Attorneys for Meese say he did not invest in Wedtech. Earnings in blind trust were close to $40,000

July 8, 1987

Attorney General Edwin Meese III reaped nearly $40,000 in profits on speculative stock investments of $54,500 in just 19 months, his lawyers said Monday. According to his lawyers, however, Mr. Meese's money was not funneled into scandal-plagued Wedtech Corporation, a Bronx-based defense contractor.

The attorney general's profits, minus more than $5,200 in fees to his investment manager, Franklyn Chinn, were disclosed Monday as Meese's lawyers attempted to quell some of the controversy surrounding their client's involvement with Wedtech.

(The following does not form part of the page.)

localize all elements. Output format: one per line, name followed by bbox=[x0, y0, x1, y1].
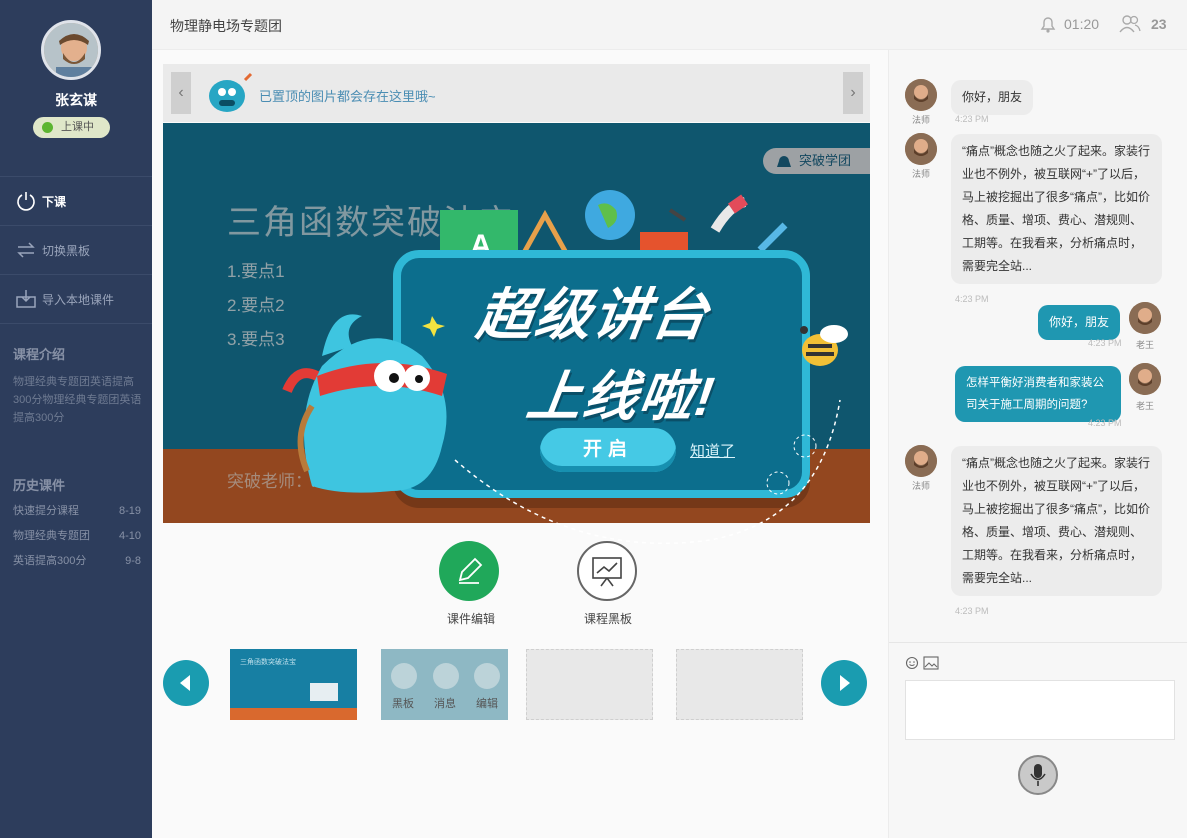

Mr. Chinn, a San Francisco businessman, was a Wedtech consultant and member of the board of directors until February of this year, when he was forced to resign. He is under criminal investigation in connection with the company.

Chinn invested Meese's money in a variety of large and small companies in 23 trades beginning in July 1985, and in each instance, bought and sold the stock on the same day, according to Meese attorneys. When it wasn't tied up in one-day speculative ventures, the money was building up what amounted to $6,000 in interest in money market and brokerage accounts.

Meese, under fire since last April to disclose where his investment manager channeled the money, has acknowledged interceding on behalf of Wedtech when he was White House counselor in 1982. The company at the time was seeking a $32 million no-bid Pentagon contract, which it ultimately won.

The attorneys' report says that the attorney general's investment with Chinn ``was inadvertently omitted'' from a list of assets he filed with Justice Department officials in May 1985. The partnership with Chinn wasn't disclosed until more than a year later.

A spokesman for the attorney general said that under the terms of the arrangement, Meese didn't know where Chinn was investing his money and didn't know that he was engaging in one-day trading.

``This response is better late than never, but it raises as many questions as it provides answers,'' said Sen. Carl Levin, (D) of Michigan, chairman of the Senate subcommittee on oversight of government management. The committee will hold a hearing tomorrow on Meese's financial disclosure.